Reviewed Apr. 13, 2012

"My family of 7 loved this recipe. It was like a twice baked potato in a sweet potato form. It was sweet and crunchy and fun to make"

Reviewed Apr. 12, 2012

"Easy to make & absolutely delicious."

Reviewed Jan. 13, 2012

"I liked this and so did my kids, I will make this agin! I don't really like nuts, but I loved the taste and texture of this dish, well done!!!!!! We were out of pecans, so we used walnuts, chopped, worked great!!!!"

Reviewed Dec. 2, 2011

"My older son loved it."

Reviewed Nov. 30, 2011

"This was very good.
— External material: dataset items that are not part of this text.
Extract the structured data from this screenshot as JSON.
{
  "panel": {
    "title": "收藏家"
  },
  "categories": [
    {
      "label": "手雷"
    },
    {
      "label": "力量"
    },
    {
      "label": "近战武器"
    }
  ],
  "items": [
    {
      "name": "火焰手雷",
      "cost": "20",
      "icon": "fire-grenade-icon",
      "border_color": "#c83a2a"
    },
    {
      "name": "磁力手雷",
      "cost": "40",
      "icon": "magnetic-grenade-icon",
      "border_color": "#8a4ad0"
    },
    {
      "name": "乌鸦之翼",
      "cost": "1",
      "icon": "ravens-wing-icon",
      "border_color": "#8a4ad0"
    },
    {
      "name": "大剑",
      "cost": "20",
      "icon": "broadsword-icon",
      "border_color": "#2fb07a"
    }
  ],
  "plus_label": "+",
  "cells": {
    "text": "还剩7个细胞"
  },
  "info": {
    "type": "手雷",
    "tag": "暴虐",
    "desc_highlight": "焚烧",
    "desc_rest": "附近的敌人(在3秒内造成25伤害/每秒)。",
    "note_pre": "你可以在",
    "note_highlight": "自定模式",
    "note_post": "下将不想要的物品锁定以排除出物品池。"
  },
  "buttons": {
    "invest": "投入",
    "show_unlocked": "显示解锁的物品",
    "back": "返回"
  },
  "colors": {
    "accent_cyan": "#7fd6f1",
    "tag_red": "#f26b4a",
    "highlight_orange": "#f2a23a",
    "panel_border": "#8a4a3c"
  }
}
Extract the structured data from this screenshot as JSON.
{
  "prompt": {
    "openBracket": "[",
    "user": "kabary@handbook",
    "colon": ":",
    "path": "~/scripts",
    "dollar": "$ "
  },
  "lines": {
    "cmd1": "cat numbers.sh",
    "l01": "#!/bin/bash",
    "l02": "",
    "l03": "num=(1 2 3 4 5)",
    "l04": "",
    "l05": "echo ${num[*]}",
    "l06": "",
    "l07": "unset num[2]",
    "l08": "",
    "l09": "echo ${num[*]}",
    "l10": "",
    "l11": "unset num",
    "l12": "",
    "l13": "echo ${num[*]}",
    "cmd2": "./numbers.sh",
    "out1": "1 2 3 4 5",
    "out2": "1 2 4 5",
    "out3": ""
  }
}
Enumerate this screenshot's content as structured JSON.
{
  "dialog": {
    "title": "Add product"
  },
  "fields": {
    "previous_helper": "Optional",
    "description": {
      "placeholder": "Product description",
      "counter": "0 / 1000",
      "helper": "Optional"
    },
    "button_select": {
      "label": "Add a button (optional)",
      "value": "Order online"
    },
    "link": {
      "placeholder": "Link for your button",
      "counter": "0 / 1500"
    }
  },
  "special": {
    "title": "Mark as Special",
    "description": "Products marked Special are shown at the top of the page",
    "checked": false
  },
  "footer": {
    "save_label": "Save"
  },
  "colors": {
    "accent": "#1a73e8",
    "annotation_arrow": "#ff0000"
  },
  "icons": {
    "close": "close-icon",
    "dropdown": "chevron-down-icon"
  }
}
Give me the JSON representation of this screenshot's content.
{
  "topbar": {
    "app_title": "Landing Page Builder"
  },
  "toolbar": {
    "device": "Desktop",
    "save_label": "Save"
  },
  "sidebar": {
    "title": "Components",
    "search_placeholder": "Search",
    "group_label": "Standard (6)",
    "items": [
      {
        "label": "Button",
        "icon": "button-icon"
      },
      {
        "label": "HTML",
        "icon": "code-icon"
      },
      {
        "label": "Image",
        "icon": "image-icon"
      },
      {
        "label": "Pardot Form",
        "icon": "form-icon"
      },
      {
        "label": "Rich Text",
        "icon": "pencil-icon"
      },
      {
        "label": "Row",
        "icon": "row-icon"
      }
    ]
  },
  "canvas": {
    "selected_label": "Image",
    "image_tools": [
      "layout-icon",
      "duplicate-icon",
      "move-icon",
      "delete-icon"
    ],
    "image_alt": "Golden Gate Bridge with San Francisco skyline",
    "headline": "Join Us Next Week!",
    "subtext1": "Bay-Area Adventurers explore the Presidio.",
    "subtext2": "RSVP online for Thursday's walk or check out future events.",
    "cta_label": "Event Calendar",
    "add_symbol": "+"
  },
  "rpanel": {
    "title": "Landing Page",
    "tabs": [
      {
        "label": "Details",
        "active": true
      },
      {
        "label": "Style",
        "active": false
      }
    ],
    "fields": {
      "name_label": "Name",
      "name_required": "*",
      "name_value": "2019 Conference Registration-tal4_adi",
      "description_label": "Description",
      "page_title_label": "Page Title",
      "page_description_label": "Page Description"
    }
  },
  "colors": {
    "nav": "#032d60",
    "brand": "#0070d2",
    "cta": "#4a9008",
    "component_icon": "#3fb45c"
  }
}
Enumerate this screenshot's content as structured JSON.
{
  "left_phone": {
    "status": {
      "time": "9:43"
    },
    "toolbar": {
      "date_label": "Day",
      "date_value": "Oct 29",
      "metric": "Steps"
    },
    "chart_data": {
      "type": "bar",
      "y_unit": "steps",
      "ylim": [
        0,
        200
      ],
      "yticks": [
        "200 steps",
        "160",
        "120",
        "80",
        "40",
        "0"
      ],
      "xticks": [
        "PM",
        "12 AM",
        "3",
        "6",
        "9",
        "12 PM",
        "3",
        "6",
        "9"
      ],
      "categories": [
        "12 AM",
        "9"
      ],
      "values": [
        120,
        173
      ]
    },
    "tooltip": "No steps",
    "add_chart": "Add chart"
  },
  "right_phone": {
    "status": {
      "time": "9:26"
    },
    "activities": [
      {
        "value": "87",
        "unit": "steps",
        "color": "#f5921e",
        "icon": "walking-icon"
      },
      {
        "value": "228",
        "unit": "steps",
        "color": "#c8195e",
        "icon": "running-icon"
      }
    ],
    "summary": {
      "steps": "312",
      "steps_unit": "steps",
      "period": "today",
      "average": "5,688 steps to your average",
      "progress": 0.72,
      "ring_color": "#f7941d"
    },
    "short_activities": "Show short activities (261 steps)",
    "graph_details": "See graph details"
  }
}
Can't believe it's only 260 calories!"

Reviewed Nov. 25, 2011

"I have made this twice now, and will definitely make it again. I used an egg substitute as well, and also left out the coconut. I baked the potatoes in the oven and put the filling in an 8x10 baking dish rather than refilling the skins and it worked great!"

Reviewed Nov. 22, 2011

"I loved this recipe! I left out the coconut to satisfy my husband. I can't wait to take it to Thanksgiving this year!"

Reviewed Nov. 18, 2011

"Adjusted this using egg substitute and omitted the pecans. It was excellent-both kids and adults loved it."

Reviewed Nov. 2, 2011

"I normally don't like sweet potatoes. This was AWESOME and has now been added to my Thanksgiving menu. I did, however, use half and half instead of the apple juice! LOVED it"

Reviewed Oct. 19, 2011

"Awesome. I only made two potatoes one with only pecans and one with the brown sugar topping. I also cut the butter in the filling to 1 tbsp. Will make again!"

Reviewed Oct. 9, 2011

"This is great tasting. Not hard to put together either. My whole family loved this. I will definitely make again. I did half the recipe though to accommodiate my family of 4."